= Markovian arrival process =

Mathematical model in queueing theory

In queueing theory, a discipline within the mathematical theory of probability, a Markovian arrival process (MAP or MArP) is a mathematical model for the time between job arrivals to a system. The simplest such process is a Poisson process where the time between each arrival is exponentially distributed.
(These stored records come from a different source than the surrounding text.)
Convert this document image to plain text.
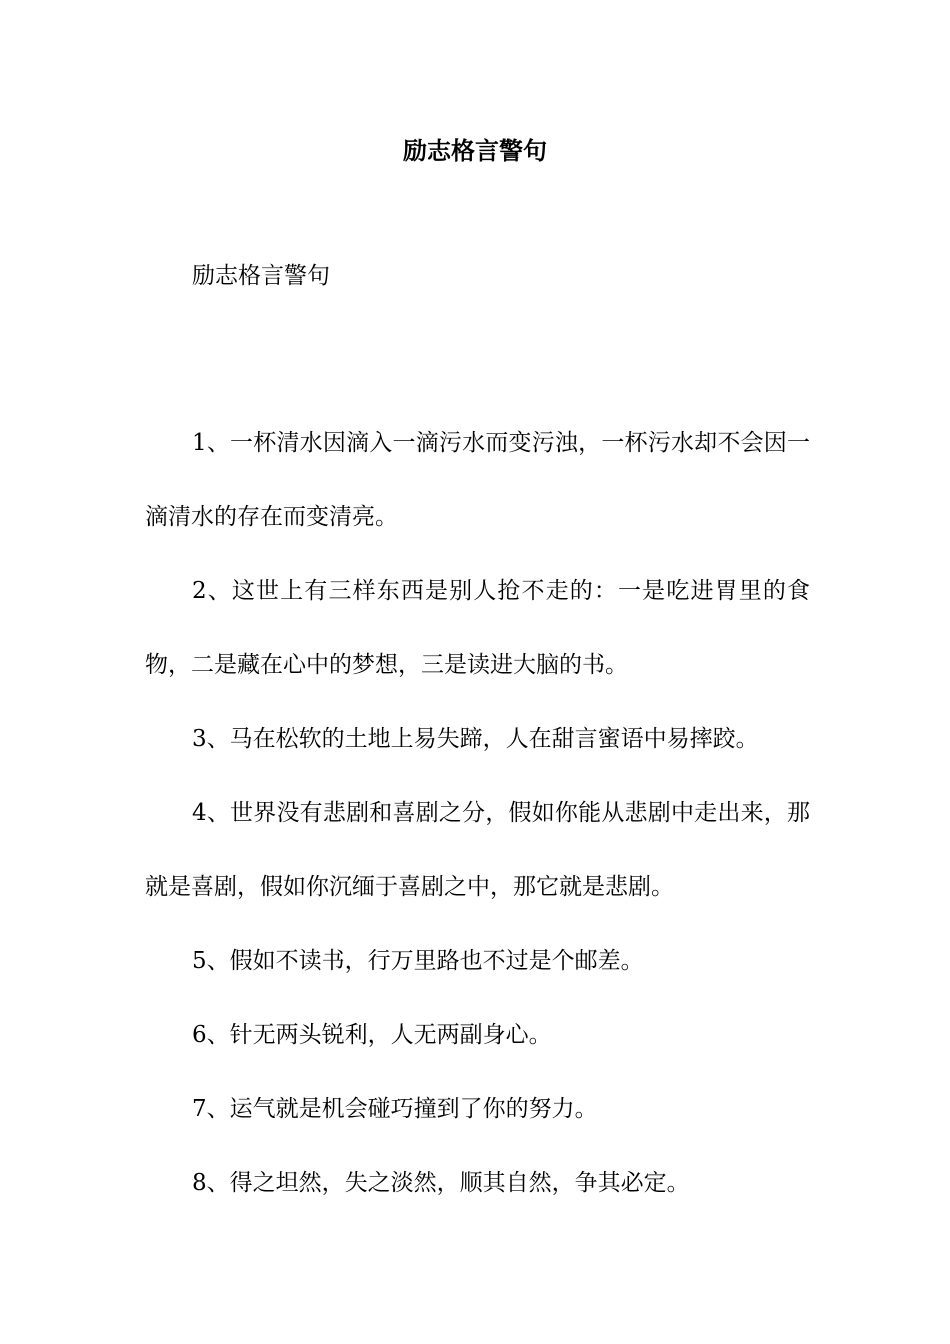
励志格言警句
励志格言警句

1、一杯清水因滴入一滴污水而变污浊，一杯污水却不会因一滴清水的存在而变清亮。

2、这世上有三样东西是别人抢不走的：一是吃进胃里的食物，二是藏在心中的梦想，三是读进大脑的书。

3、马在松软的土地上易失蹄，人在甜言蜜语中易摔跤。

4、世界没有悲剧和喜剧之分，假如你能从悲剧中走出来，那就是喜剧，假如你沉缅于喜剧之中，那它就是悲剧。

5、假如不读书，行万里路也不过是个邮差。

6、针无两头锐利，人无两副身心。

7、运气就是机会碰巧撞到了你的努力。

8、得之坦然，失之淡然，顺其自然，争其必定。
The processes were first suggested by Marcel F. Neuts in 1979.

==Definition==

A Markov arrival process is defined by two matrices, D_{0} and D_{1} where elements of D_{0} represent hidden transitions and elements of D_{1} observable transitions. The block matrix Q below is a transition rate matrix for a continuous-time Markov chain.

$$Q=\left[\begin{matrix}
D_{0}&D_{1}&0&0&\dots\\
0&D_{0}&D_{1}&0&\dots\\
0&0&D_{0}&D_{1}&\dots\\
\vdots & \vdots & \ddots & \ddots & \ddots
\end{matrix}\right]\; .$$

The simplest example is a Poisson process where D_{0} = −λ and D_{1} = λ where there is only one possible transition, it is observable, and occurs at rate λ. For Q to be a valid transition rate matrix, the following restrictions apply to the D_{i}

$$\begin{align}
0\leq [D_{1}]_{i,j}&<\infty \\
0\leq [D_{0}]_{i,j}&<\infty \quad i\neq j \\
\, [D_{0}]_{i,i}&<0 \\
(D_{0}+D_{1})\boldsymbol{1} &= \boldsymbol{0}
\end{align}$$

==Special cases==

===Phase-type renewal process===

The phase-type renewal process is a Markov arrival process with phase-type distributed sojourn between arrivals. For example, if an arrival process has an interarrival time distribution PH$(\boldsymbol{\alpha},S)$ with an exit vector denoted $\boldsymbol{S}^{0}=-S\boldsymbol{1}$, the arrival process has generator matrix,

$$Q=\left[\begin{matrix}
S&\boldsymbol{S}^{0}\boldsymbol{\alpha}&0&0&\dots\\
0&S&\boldsymbol{S}^{0}\boldsymbol{\alpha}&0&\dots\\
0&0&S&\boldsymbol{S}^{0}\boldsymbol{\alpha}&\dots\\
\vdots&\vdots&\ddots&\ddots&\ddots\\
\end{matrix}\right]$$

==Generalizations==

=== Batch Markov arrival process ===
The batch Markovian arrival process (BMAP) is a generalisation of the Markovian arrival process by allowing more than one arrival at a time. The homogeneous case has rate matrix,

$$Q=\left[\begin{matrix}
D_{0}&D_{1}&D_{2}&D_{3}&\dots\\
0&D_{0}&D_{1}&D_{2}&\dots\\
0&0&D_{0}&D_{1}&\dots\\
\vdots & \vdots & \ddots & \ddots & \ddots
\end{matrix}\right]\; .$$

An arrival of size $k$ occurs every time a transition occurs in the sub-matrix $D_{k}$. Sub-matrices $D_{k}$ have elements of $\lambda_{i,j}$, the rate of a Poisson process, such that,

$0\leq [D_{k}]_{i,j}<\infty\;\;\;\; 1\leq k$

$0\leq [D_{0}]_{i,j}<\infty\;\;\;\; i\neq j$

$[D_{0}]_{i,i}<0\;$

and
$\sum^{\infty}_{k=0}D_{k}\boldsymbol{1}=\boldsymbol{0}$

=== Markov-modulated Poisson process ===

The Markov-modulated Poisson process or MMPP where m Poisson processes are switched between by an underlying continuous-time Markov chain. If each of the m Poisson processes has rate λ_{i} and the modulating continuous-time Markov has m × m transition rate matrix R, then the MAP representation is

$$\begin{align}
D_{1} &= \operatorname{diag}\{\lambda_{1},\dots,\lambda_{m}\}\\
D_{0} &=R-D_1.
\end{align}$$

==Fitting==

A MAP can be fitted using an expectation–maximization algorithm.

===Software===
- KPC-toolbox a library of MATLAB scripts to fit a MAP to data.